Allocations d’études : la réforme ne peut travestir la réalité

10 juillet 2023

La ministre de l’Enseignement supérieur Valérie Glatigny a initié une réforme des allocations d’études qui sera selon toute probabilité très rapidement concrétisée par sa successeuse. Un projet de réforme fondamental, mais un projet problématique en l’état.

La Ministre annonce vouloir accorder une allocation d’études “entière” à toutes les personnes situées sous le seuil de pauvreté, et au-delà, garantir que les frais d’études n'entraînent aucune personne à se retrouver sous ce même seuil. Des intentions ambitieuses. Nos organisations saluent la volonté d’assumer que les coûts d’études ne peuvent plonger aucune famille dans la précarité, comme la sortie envisagée d’une logique d’allocation d’études accordée par paliers, qui génère aujourd’hui des effets de seuils. Bien sûr, la Fédération Wallonie-Bruxelles ne pourra résorber seule la précarité que de nombreuses personnes aux études subissent. Mais elle peut en tout cas éviter que le coût des études ne génère de la précarité. Cependant, selon les informations dont nous disposons, pour rentrer dans les clous budgétaires, le cabinet emploie une méthodologie que nous ne pouvons accepter, qui conduit à une sous-estimation de la pauvreté et une sous-estimation du coût réel des études.

La Ministre voudrait définir un “seuil de pauvreté composite” qui serait fixé à 78% du seuil de pauvreté monétaire 2023

Le projet de réforme souhaite recourir à la notion de “seuil de pauvreté monétaire”, une mesure européenne officielle de la pauvreté[1], à laquelle se réfèrent la Belgique et nos principaux instituts de statistiques (Statbel, Iweps…).

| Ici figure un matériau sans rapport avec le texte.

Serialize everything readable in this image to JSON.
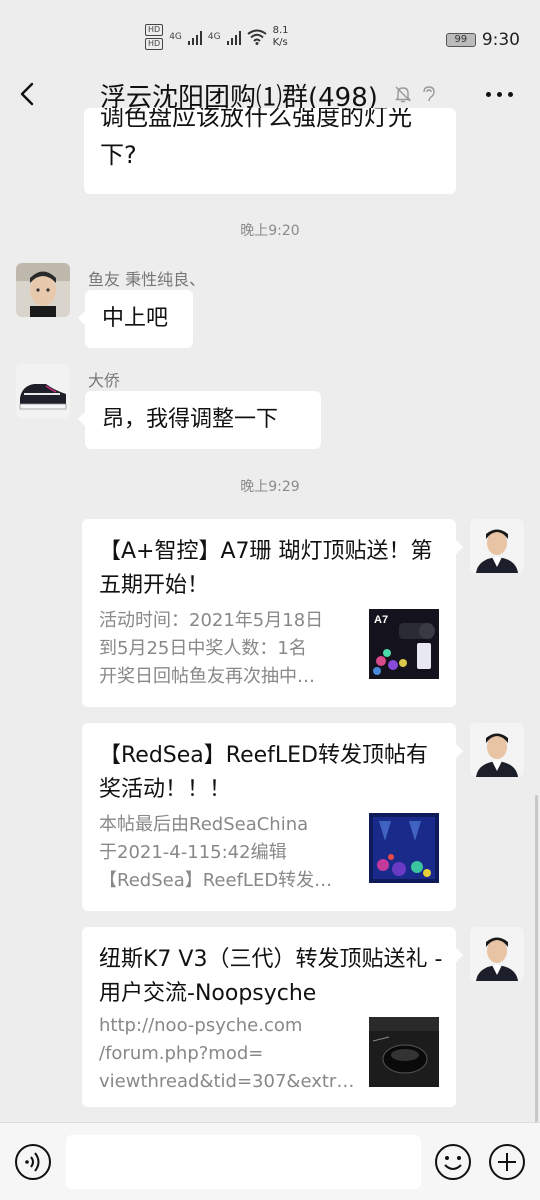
{
  "status_bar": {
    "hd1": "HD",
    "hd2": "HD",
    "net1": "4G",
    "net2": "4G",
    "speed_value": "8.1",
    "speed_unit": "K/s",
    "battery": "99",
    "time": "9:30"
  },
  "header": {
    "title": "浮云沈阳团购⑴群(498)",
    "back_icon": "chevron-left-icon",
    "more_icon": "more-icon"
  },
  "messages": {
    "partial_line1": "调色盘应该放什么强度的灯光",
    "partial_line2": "下?",
    "time1": "晚上9:20",
    "msg1": {
      "sender": "鱼友 秉性纯良、",
      "text": "中上吧"
    },
    "msg2": {
      "sender": "大侨",
      "text": "昂，我得调整一下"
    },
    "time2": "晚上9:29"
  },
  "cards": [
    {
      "title": "【A+智控】A7珊 瑚灯顶贴送！第五期开始！",
      "desc": [
        "活动时间：2021年5月18日",
        "到5月25日中奖人数：1名",
        "开奖日回帖鱼友再次抽中…"
      ],
      "thumb_label": "A7"
    },
    {
      "title": "【RedSea】ReefLED转发顶帖有奖活动！！！",
      "desc": [
        "本帖最后由RedSeaChina",
        "于2021-4-115:42编辑",
        "【RedSea】ReefLED转发…"
      ]
    },
    {
      "title": "纽斯K7 V3（三代）转发顶贴送礼 - 用户交流-Noopsyche",
      "desc": [
        "http://noo-psyche.com",
        "/forum.php?mod=",
        "viewthread&tid=307&extr…"
      ]
    }
  ],
  "input_bar": {
    "voice_icon": "voice-icon",
    "emoji_icon": "emoji-icon",
    "plus_icon": "plus-icon",
    "input_value": ""
  }
}
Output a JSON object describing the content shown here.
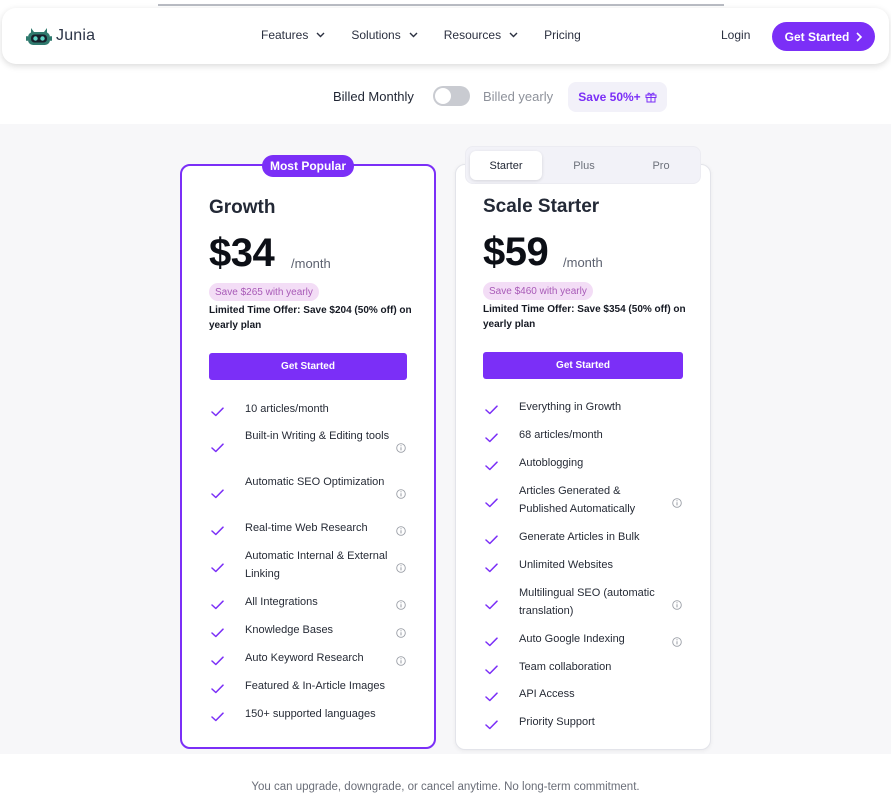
{
  "brand": {
    "name": "Junia",
    "accent": "#7b2ff7"
  },
  "nav": {
    "items": [
      "Features",
      "Solutions",
      "Resources",
      "Pricing"
    ],
    "login": "Login",
    "cta": "Get Started"
  },
  "billing": {
    "monthly_label": "Billed Monthly",
    "yearly_label": "Billed yearly",
    "save_badge": "Save 50%+",
    "yearly_enabled": false
  },
  "growth": {
    "badge": "Most Popular",
    "name": "Growth",
    "price": "$34",
    "per": "/month",
    "save_pill": "Save $265 with yearly",
    "offer": "Limited Time Offer: Save $204 (50% off) on yearly plan",
    "button": "Get Started",
    "features": [
      {
        "text": "10 articles/month",
        "info": false
      },
      {
        "text": "Built-in Writing & Editing tools",
        "info": true
      },
      {
        "text": "Automatic SEO Optimization",
        "info": true
      },
      {
        "text": "Real-time Web Research",
        "info": true
      },
      {
        "text": "Automatic Internal & External Linking",
        "info": true
      },
      {
        "text": "All Integrations",
        "info": true
      },
      {
        "text": "Knowledge Bases",
        "info": true
      },
      {
        "text": "Auto Keyword Research",
        "info": true
      },
      {
        "text": "Featured & In-Article Images",
        "info": false
      },
      {
        "text": "150+ supported languages",
        "info": false
      }
    ]
  },
  "scale": {
    "tabs": [
      "Starter",
      "Plus",
      "Pro"
    ],
    "active_tab": "Starter",
    "name": "Scale Starter",
    "price": "$59",
    "per": "/month",
    "save_pill": "Save $460 with yearly",
    "offer": "Limited Time Offer: Save $354 (50% off) on yearly plan",
    "button": "Get Started",
    "features": [
      {
        "text": "Everything in Growth",
        "info": false
      },
      {
        "text": "68 articles/month",
        "info": false
      },
      {
        "text": "Autoblogging",
        "info": false
      },
      {
        "text": "Articles Generated & Published Automatically",
        "info": true
      },
      {
        "text": "Generate Articles in Bulk",
        "info": false
      },
      {
        "text": "Unlimited Websites",
        "info": false
      },
      {
        "text": "Multilingual SEO (automatic translation)",
        "info": true
      },
      {
        "text": "Auto Google Indexing",
        "info": true
      },
      {
        "text": "Team collaboration",
        "info": false
      },
      {
        "text": "API Access",
        "info": false
      },
      {
        "text": "Priority Support",
        "info": false
      }
    ]
  },
  "footer_note": "You can upgrade, downgrade, or cancel anytime. No long-term commitment."
}
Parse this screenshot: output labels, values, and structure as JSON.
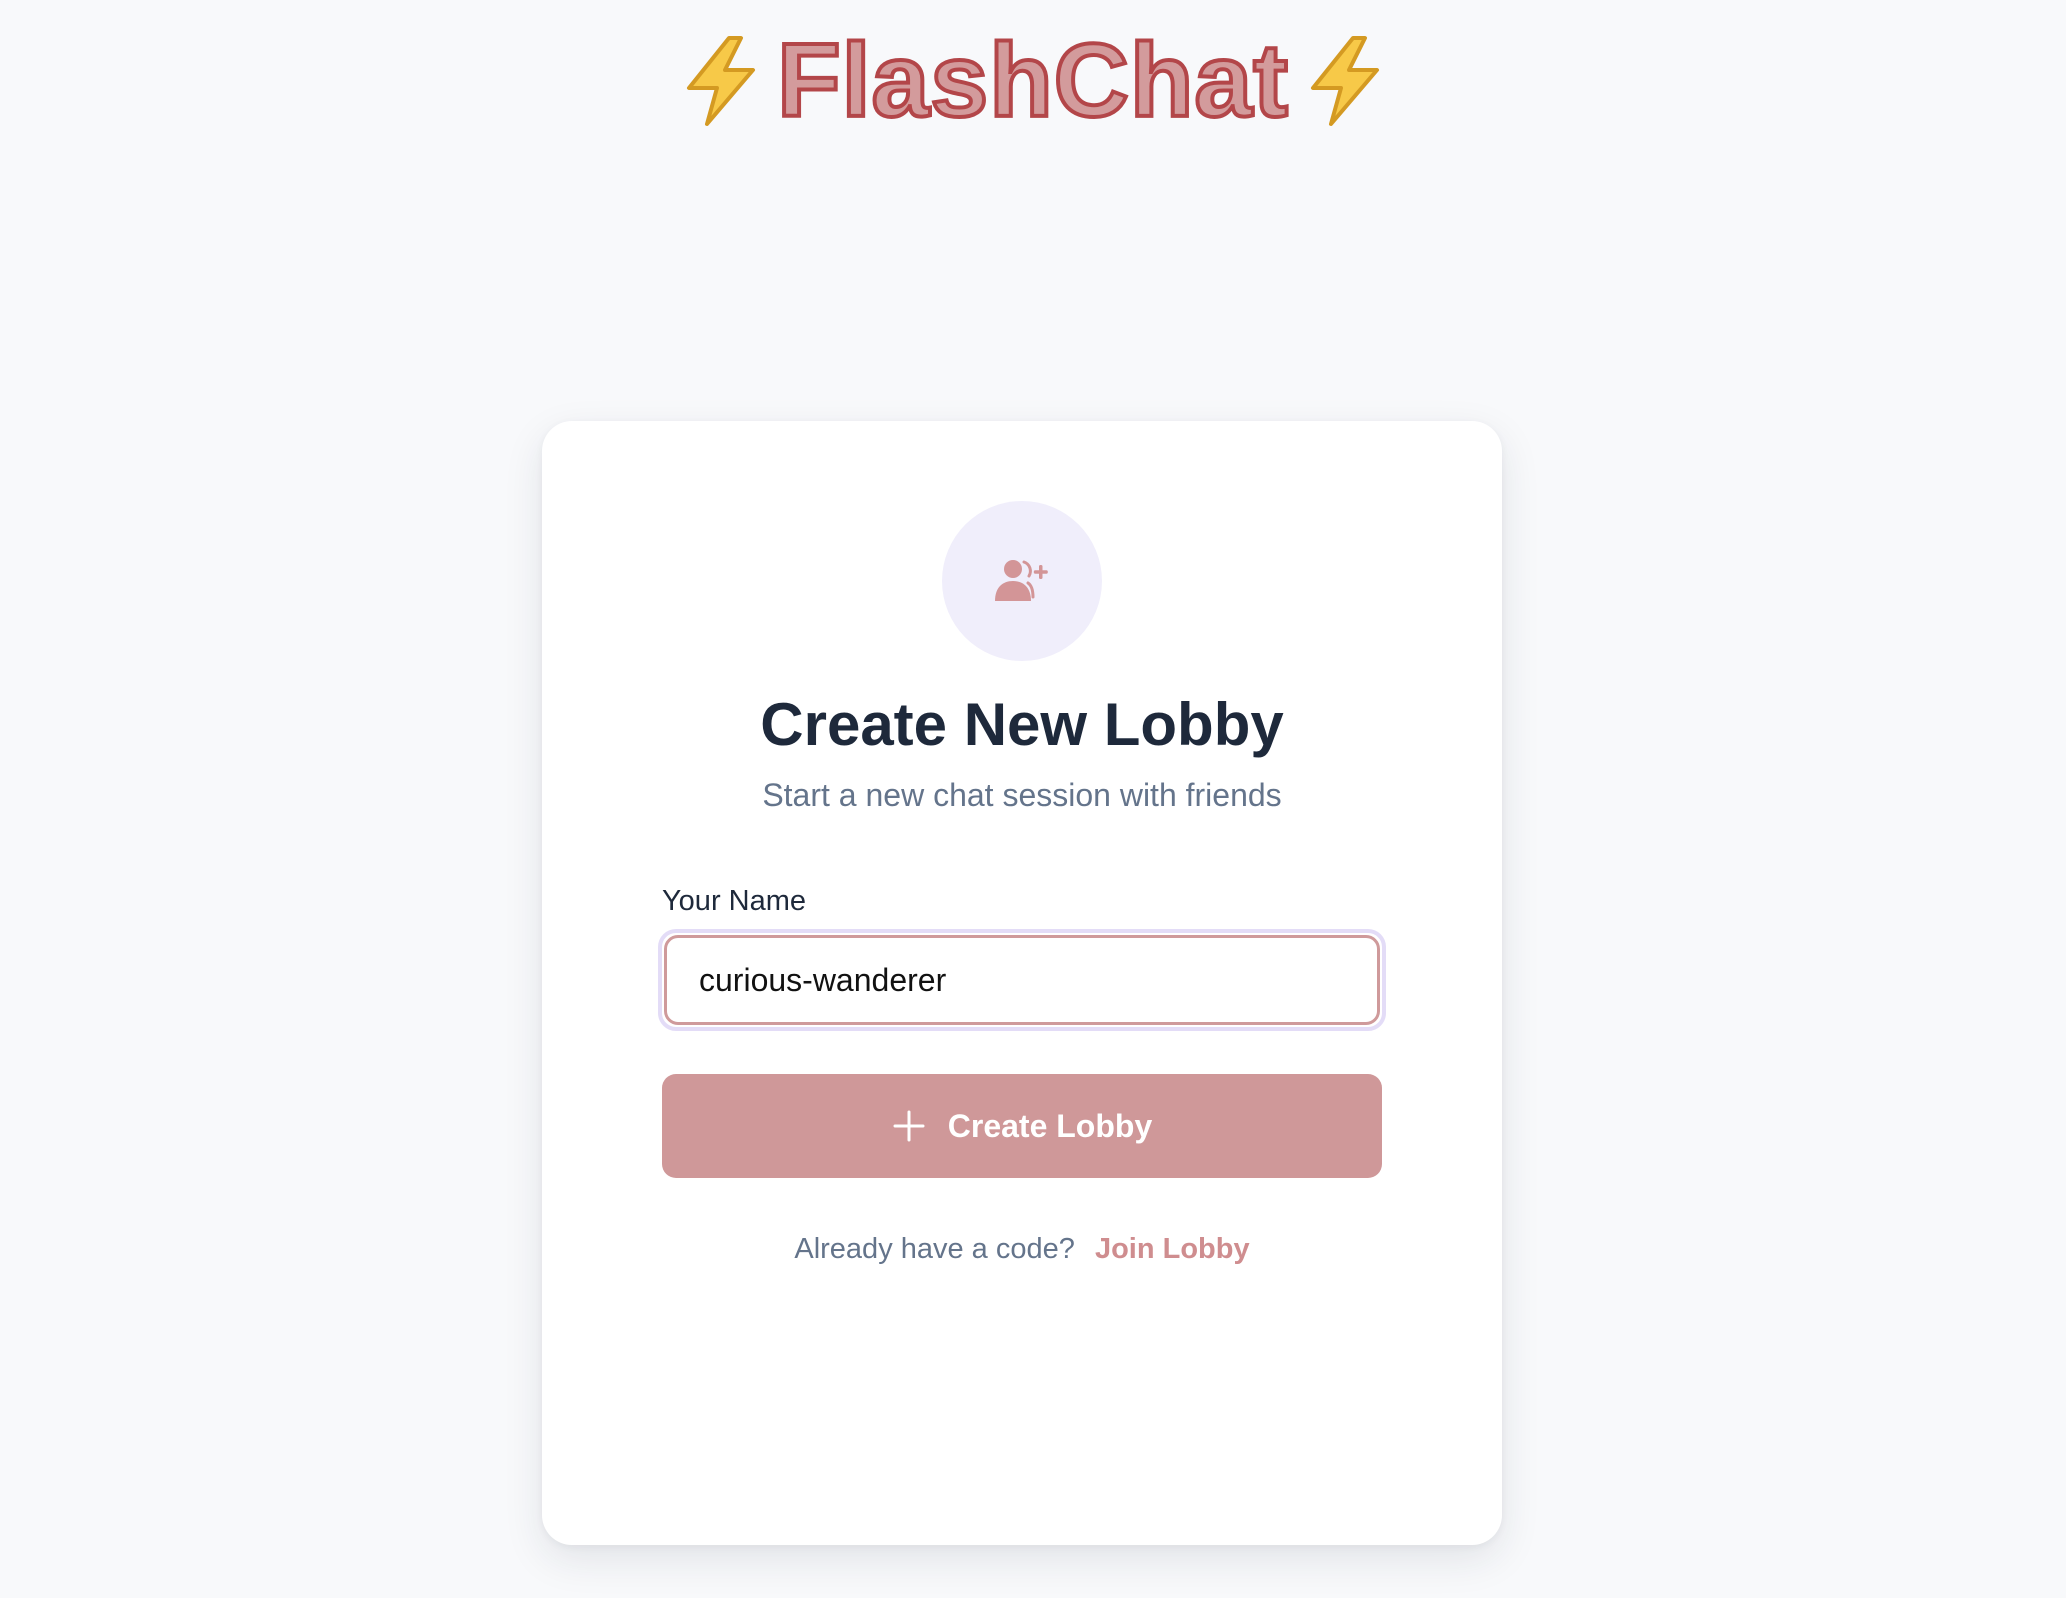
{
  "header": {
    "brand_name": "FlashChat",
    "left_icon": "lightning-bolt-icon",
    "right_icon": "lightning-bolt-icon"
  },
  "card": {
    "icon": "user-plus-icon",
    "title": "Create New Lobby",
    "subtitle": "Start a new chat session with friends",
    "name_field": {
      "label": "Your Name",
      "value": "curious-wanderer"
    },
    "create_button": {
      "icon": "plus-icon",
      "label": "Create Lobby"
    },
    "join_prompt": {
      "text": "Already have a code?",
      "link_label": "Join Lobby"
    }
  },
  "colors": {
    "background": "#f8f9fb",
    "brand_fill": "#d39b9c",
    "brand_stroke": "#b34649",
    "accent": "#cf9899",
    "avatar_bg": "#f0eefb",
    "title_text": "#1e293b",
    "muted_text": "#64748b",
    "bolt_yellow": "#f7c948"
  }
}
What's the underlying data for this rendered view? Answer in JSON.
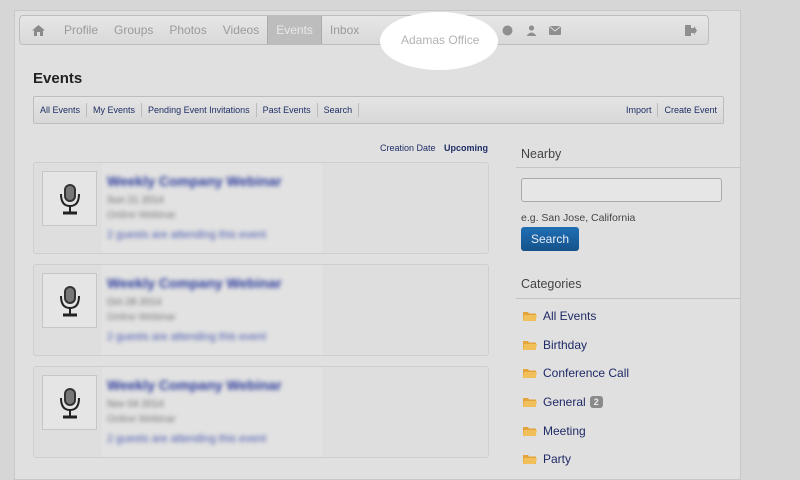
{
  "nav": {
    "items": [
      "Profile",
      "Groups",
      "Photos",
      "Videos",
      "Events",
      "Inbox"
    ],
    "office": "Adamas Office"
  },
  "page_title": "Events",
  "subnav": {
    "left": [
      "All Events",
      "My Events",
      "Pending Event Invitations",
      "Past Events",
      "Search"
    ],
    "right": [
      "Import",
      "Create Event"
    ]
  },
  "sort": {
    "creation": "Creation Date",
    "upcoming": "Upcoming"
  },
  "events": [
    {
      "title": "Weekly Company Webinar",
      "date": "Sun 21 2014",
      "type": "Online Webinar",
      "attending": "2 guests are attending this event"
    },
    {
      "title": "Weekly Company Webinar",
      "date": "Oct 28 2014",
      "type": "Online Webinar",
      "attending": "2 guests are attending this event"
    },
    {
      "title": "Weekly Company Webinar",
      "date": "Nov 04 2014",
      "type": "Online Webinar",
      "attending": "2 guests are attending this event"
    }
  ],
  "nearby": {
    "heading": "Nearby",
    "hint": "e.g. San Jose, California",
    "button": "Search"
  },
  "categories": {
    "heading": "Categories",
    "items": [
      {
        "label": "All Events",
        "badge": ""
      },
      {
        "label": "Birthday",
        "badge": ""
      },
      {
        "label": "Conference Call",
        "badge": ""
      },
      {
        "label": "General",
        "badge": "2"
      },
      {
        "label": "Meeting",
        "badge": ""
      },
      {
        "label": "Party",
        "badge": ""
      }
    ]
  },
  "colors": {
    "accent": "#15528a",
    "link": "#1f2a66",
    "folder": "#e3a53b"
  }
}
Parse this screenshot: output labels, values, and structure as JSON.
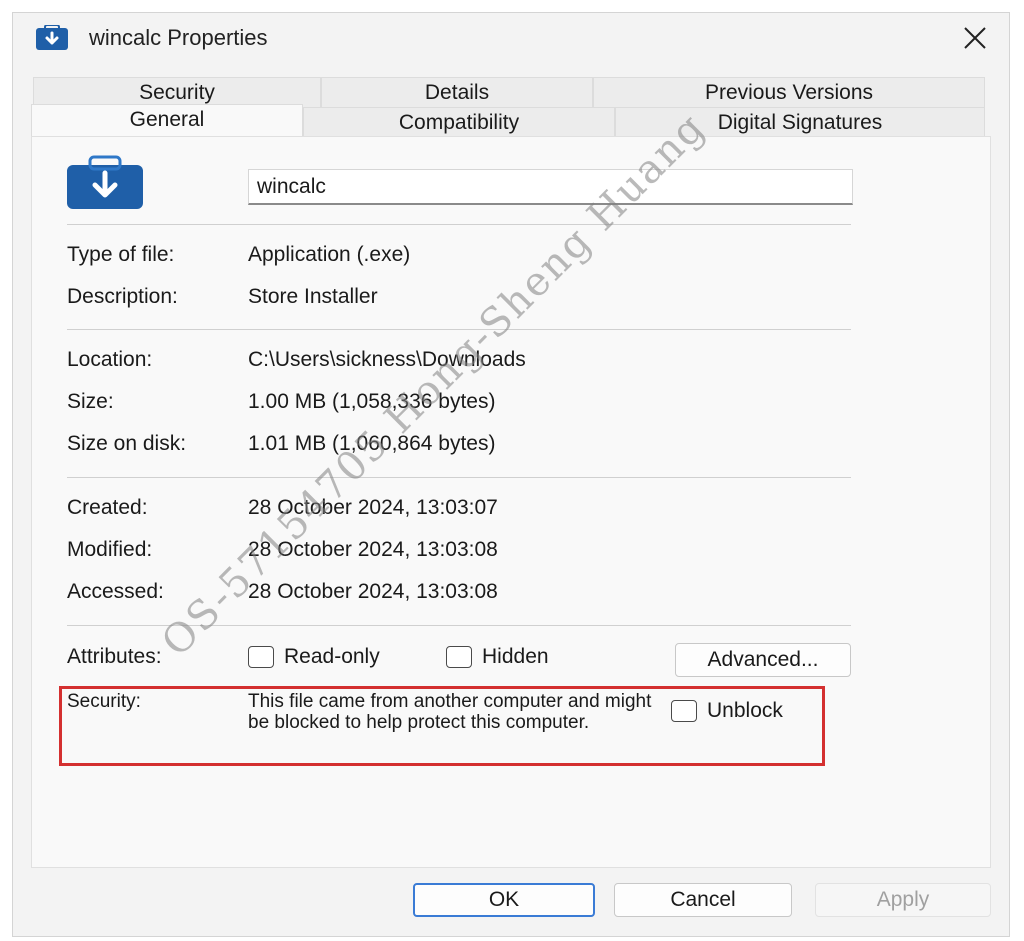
{
  "window": {
    "title": "wincalc Properties",
    "icon": "download-box-icon",
    "close_icon": "close-icon"
  },
  "tabs": {
    "row_back": [
      "Security",
      "Details",
      "Previous Versions"
    ],
    "row_front": [
      "General",
      "Compatibility",
      "Digital Signatures"
    ],
    "active": "General"
  },
  "general": {
    "file_name": "wincalc",
    "type_label": "Type of file:",
    "type_value": "Application (.exe)",
    "description_label": "Description:",
    "description_value": "Store Installer",
    "location_label": "Location:",
    "location_value": "C:\\Users\\sickness\\Downloads",
    "size_label": "Size:",
    "size_value": "1.00 MB (1,058,336 bytes)",
    "size_on_disk_label": "Size on disk:",
    "size_on_disk_value": "1.01 MB (1,060,864 bytes)",
    "created_label": "Created:",
    "created_value": "28 October 2024, 13:03:07",
    "modified_label": "Modified:",
    "modified_value": "28 October 2024, 13:03:08",
    "accessed_label": "Accessed:",
    "accessed_value": "28 October 2024, 13:03:08",
    "attributes_label": "Attributes:",
    "readonly_label": "Read-only",
    "readonly_checked": false,
    "hidden_label": "Hidden",
    "hidden_checked": false,
    "advanced_label": "Advanced...",
    "security_label": "Security:",
    "security_text": "This file came from another computer and might be blocked to help protect this computer.",
    "unblock_label": "Unblock",
    "unblock_checked": false
  },
  "buttons": {
    "ok": "OK",
    "cancel": "Cancel",
    "apply": "Apply"
  },
  "colors": {
    "highlight_box": "#d43030",
    "icon_blue": "#1f5fa8",
    "primary_button_border": "#3a7bd5"
  },
  "watermark": "OS-57154705 Hong-Sheng Huang"
}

Mais la méthodologie proposée diffère de cette approche européenne et prend des libertés face à la situation inflationniste actuelle. D’abord, au lieu de prendre en compte l'ensemble des revenus en Belgique, il est proposé de construire un seuil composite pondérant la médiane des revenus à Bruxelles et celle en Wallonie. De façon contraire à la réglementation européenne, en excluant du calcul les revenus les plus hauts, on tire ainsi artificiellement la mesure de la pauvreté vers le bas. Ensuite, alors que le calcul des ressources des ménages serait indexé, le seuil pour avoir droit à une allocation d'études complète, lui, ne serait pas indexé à l'année en cours, alors que nous avons vécu une période d’inflation importante.

Conséquence : artificiellement, le seuil de pauvreté tel que réinterprété passerait de 1480 euros[2] à 1160 euros par mois pour l'année 2023. Un monde de différence, et autant de personnes réellement en pauvreté et pourtant, qui ne bénéficieraient pas d’une allocation d’études complète !

La Ministre voudrait fixer dans la loi une estimation des coûts directs des études… qui n’atteindraient pas 36% des coûts réels des études pour un koteur, 24% des coûts réels des études pour un navetteur.

La méthode choisie pour fixer dans un arrêté une estimation des coûts directs des études, non seulement ne prendraient pas en compte nombre d’entre eux,  mais en plus conduirait à une sous-estimation systématiquement de ceux-ci.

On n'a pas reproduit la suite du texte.